«Der Herbst ist der neue Sommer», sagt Stephanie Schulze zur Wiesch (51), seit bald einem Jahr Chefin von Kuoni, Helvetic Tours und den Kuoni-Spezialisten. Im September und Oktober erwirtschaftete Kuoni letztes Jahr 22 Prozent seines Jahresumsatzes. Das war etwa gleich viel wie in den Sommermonaten Juli und August.
Dieser Trend verstärkt sich dieses Jahr noch im Buchungsverhalten. «Für den Herbst sind wir bei den Vorausbuchungen teils um 50 Prozent über dem Vorjahr, aber beim Sommergeschäft ist die Nachfrage aktuell schwächer als im Vorjahr», so Schulze zur Wiesch gegenüber Blick.

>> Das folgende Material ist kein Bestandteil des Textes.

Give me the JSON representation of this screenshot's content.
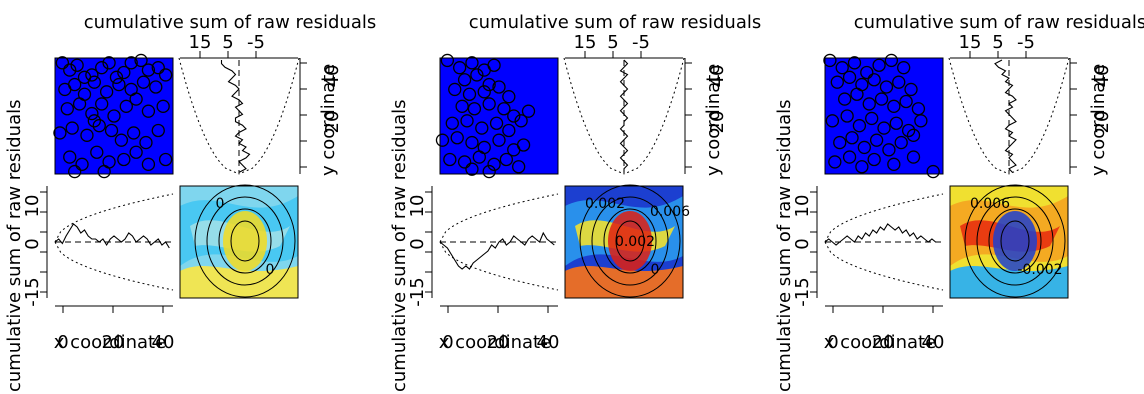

Das hat preisliche Konsequenzen. «Wir versuchen die Buchungslücke im Sommer punktuell mit Preisaktionen aufzufangen», sagt die Chefin. Einzelne Aktionen wie ein «Kennenlern-Rabatt» von 200 Franken startete Kuoni schon vor einigen Wochen. Der Hintergedanken dabei war nicht, verunsicherte Kunden der zum Verkauf stehenden Rivalin Hotelplan abzuwerben, wie Schulze von Wiesch versichert. Aktuell läuft eine weitere, auf Familien abzielende Rabattaktion bei Helvetic Tours. Weitere einzelne Preisabschläge seien denkbar.

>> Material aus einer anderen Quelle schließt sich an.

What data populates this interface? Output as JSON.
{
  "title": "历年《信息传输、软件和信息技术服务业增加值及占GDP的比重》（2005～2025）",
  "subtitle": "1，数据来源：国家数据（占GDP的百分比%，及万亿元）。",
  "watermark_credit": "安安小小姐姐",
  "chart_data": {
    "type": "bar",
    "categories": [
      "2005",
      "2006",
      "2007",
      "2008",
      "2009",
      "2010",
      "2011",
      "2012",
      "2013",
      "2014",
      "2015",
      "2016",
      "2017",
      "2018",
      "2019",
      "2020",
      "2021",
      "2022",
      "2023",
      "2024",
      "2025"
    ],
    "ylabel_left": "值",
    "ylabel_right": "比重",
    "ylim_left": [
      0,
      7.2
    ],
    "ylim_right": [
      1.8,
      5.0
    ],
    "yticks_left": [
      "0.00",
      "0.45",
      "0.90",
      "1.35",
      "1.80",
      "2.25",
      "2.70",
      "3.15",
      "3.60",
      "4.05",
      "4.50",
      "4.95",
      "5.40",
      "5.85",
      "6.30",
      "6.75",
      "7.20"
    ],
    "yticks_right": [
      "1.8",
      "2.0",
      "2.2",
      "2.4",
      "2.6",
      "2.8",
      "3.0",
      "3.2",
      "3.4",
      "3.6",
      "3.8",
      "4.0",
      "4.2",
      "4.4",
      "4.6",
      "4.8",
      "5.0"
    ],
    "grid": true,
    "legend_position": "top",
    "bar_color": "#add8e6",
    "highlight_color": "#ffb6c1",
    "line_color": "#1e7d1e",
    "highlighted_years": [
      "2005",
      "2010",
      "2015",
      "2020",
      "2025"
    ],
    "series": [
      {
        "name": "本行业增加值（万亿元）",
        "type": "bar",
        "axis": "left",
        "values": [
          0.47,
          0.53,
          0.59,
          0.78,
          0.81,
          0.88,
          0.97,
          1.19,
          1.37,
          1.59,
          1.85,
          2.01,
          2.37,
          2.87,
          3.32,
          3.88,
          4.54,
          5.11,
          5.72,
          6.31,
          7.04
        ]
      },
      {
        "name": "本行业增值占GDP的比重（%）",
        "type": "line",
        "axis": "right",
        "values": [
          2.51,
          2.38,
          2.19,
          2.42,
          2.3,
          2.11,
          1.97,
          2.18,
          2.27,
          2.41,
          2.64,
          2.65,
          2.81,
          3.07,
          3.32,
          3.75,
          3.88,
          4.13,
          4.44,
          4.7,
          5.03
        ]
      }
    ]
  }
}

Verschiebungen beim Ferienverhalten der Schweizerinnen und Schweizer
Von der Verschiebung der Feriennachfrage zum Herbst zeigt sich Schulze zur Wiesch wenig überrascht. Zum einen trage der Klimawandel einen Teil bei: Im Sommer ist es in der Schweiz warm und in den Mittelmeerzielen schon grenzwertig heiss. Deshalb beziehen viele ihre Hauptferien lieber im Herbst. Laut einer Kuoni-Umfrage verbringen 40 Prozent der Schweizerinnen und Schweizer ihre Sommerferien am liebsten im eigenen Land.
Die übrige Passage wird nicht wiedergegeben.